Exxon SEC probe highlights concerns about inflated shale reserves

(Bloomberg) – The Securities and Exchange Commission has been largely silent about the financial wreckage of the U.S. shale industry in recent years, but that may be about to change.

The investigation reported by the United States’ top financial regulator on how Exxon Mobil Corp. evaluates shale assets follows years of concerns over optimistic industry projections, which have left hundreds of billions of dollars in losses and write-offs for investors.

Exxon, the largest oil company in the West, is accused in a whistleblower’s complaint of inflating the value of a key asset in the Permian Basin and making overly optimistic drilling plans, the Wall Street Journal reported on Friday. The company denied the claims, while Exxon’s shares fell by up to 6%.

“The SEC is cracking down on the overvaluation of these hard-to-value assets,” said Arthur Jakoby, a former SEC employee and now a partner at Herrick, Feinstein LLP in New York, who is not involved in the case. “It is a very easy way to increase the price of a share, especially oil and gas companies using estimates of what they have in the ground.”

The shale revolution has toppled global energy markets in the past decade, making the United States the world’s largest producer of oil and gas and providing cheap oceans of oil to consumers. The jump in production was built on unstable financial bases, however. Financed by cheap money and stimulated by the very high prices that shale assets were reaching at the height of the boom, industry executives released a narrative to investors that fracturing would make US oil fields comparable to those in the Middle East.

Oil giants like Exxon, ConocoPhillips and BP Plc made multi-billion dollar shale acquisitions, turning pioneers into billionaires overnight. Fracking pioneers like Chesapeake Energy Corp. closed their own large, highly leveraged businesses.
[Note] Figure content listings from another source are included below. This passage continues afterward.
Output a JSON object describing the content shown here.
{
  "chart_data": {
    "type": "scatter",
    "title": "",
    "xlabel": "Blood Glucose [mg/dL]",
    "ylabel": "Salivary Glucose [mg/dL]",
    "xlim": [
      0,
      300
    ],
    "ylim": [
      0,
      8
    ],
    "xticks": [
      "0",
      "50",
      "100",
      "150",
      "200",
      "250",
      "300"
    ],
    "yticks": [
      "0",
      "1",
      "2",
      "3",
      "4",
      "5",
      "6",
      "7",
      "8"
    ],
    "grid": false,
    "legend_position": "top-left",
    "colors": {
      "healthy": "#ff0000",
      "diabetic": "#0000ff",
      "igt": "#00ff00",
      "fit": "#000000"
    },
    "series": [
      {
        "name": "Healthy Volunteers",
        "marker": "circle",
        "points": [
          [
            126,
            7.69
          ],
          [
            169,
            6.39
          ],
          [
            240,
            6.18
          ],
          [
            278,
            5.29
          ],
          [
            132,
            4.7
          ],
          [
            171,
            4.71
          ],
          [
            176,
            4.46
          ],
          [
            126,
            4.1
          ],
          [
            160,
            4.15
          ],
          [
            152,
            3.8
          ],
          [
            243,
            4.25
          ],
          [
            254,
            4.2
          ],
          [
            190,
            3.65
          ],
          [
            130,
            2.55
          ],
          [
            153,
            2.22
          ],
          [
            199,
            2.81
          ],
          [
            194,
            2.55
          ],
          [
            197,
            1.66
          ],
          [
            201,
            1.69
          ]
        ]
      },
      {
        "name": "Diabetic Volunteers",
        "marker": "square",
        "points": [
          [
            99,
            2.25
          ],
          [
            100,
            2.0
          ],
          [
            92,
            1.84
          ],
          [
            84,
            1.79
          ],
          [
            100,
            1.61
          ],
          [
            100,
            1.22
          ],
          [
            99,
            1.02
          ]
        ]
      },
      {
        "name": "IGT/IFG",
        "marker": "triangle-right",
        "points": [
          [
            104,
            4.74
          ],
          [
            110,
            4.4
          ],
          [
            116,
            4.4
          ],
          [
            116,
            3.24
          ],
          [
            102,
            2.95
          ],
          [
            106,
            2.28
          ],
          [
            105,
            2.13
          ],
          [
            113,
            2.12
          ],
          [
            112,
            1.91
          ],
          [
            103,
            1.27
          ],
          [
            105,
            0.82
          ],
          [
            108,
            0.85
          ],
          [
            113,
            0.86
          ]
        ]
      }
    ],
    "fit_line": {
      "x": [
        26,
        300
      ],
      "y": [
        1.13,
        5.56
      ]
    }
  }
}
But even with advances in technology and skyrocketing production, these companies continued to burn cash. The industry reduced $ 450 billion of invested capital and saw more than 190 bankruptcies between 2010 and 2020, according to Deloitte LLP.

Many investors point to the gap between what shale companies say they can drill for profit and what they do. Exxon bought a large position in Permian in 2017 and quickly increased production targets, culminating in a pre-pandemic plan to reach 1 million barrels of oil per day by 2024. The whistleblower’s complaint says that some Exxon employees pushed for a lower rating for some Permian assets because drilling times were longer than expected in 2018, the Journal reported.

The allegations are “proven to be false,” said Exxon in a statement, without confirming or denying that an investigation is underway. “Real and verifiable performance has exceeded the drilling plans for Permian and that performance has been accurately represented to the investor community.” The SEC declined to comment.

Still, the reported whistleblower’s report echoes what investors – and some engineers – have been saying about projections from smaller shale companies for some time. Many investors now focus almost exclusively on free cash flow, a figure that is more difficult to manipulate.

“Everything has been simmering under the surface since 2012,” said Ed Hirs, a longtime energy researcher at the University of Houston. “But the challenge here is really that, in recent years, the investment community has only looked at cash flows.”

Nowhere is shale more promoted than in the Permian, now the largest oil field in the United States. The excitement peaked after the 2014-2016 oil price drop, when private equity hurried to get a share of the stock, gaining what it believed to be a profitable entry point. Recently, many of these players have been forced to mark massive deficiencies.

Concho Resources Inc., which Conoco agreed to buy in October, charged $ 12.6 billion for its oil and gas assets early last year, one on a long list of huge write-offs that followed a collapse of oil prices fed by the coronavirus. The move came two years after the company bought RSP Permian for a price that valued its oil and gas assets much more than deals involving neighboring producers.

Apache Corp. he also noted the value of his flagship Alpine High project, long considered a prolific finding in an ignored part of the Permian, which ended up being much richer in gas than oil.

Early in the boom, when Aubrey McClendon was turning Chesapeake into a shale gas giant, the regulator changed its rules on how companies could calculate oil and gas reserves.

Many blame the relaxed regulatory environment on how complicated the calculation of future production can be. After all, it is an estimate based on assumptions such as drilling times, how close wells are fractured and the cost of renting land. As some engineers have said, reservoir engineering is more about art than science.

“It is not a simple investigation because assets can be valued in many different ways,” said Jakoby. “The SEC will be looking for smoking evidence that management has pushed for an overvaluation.”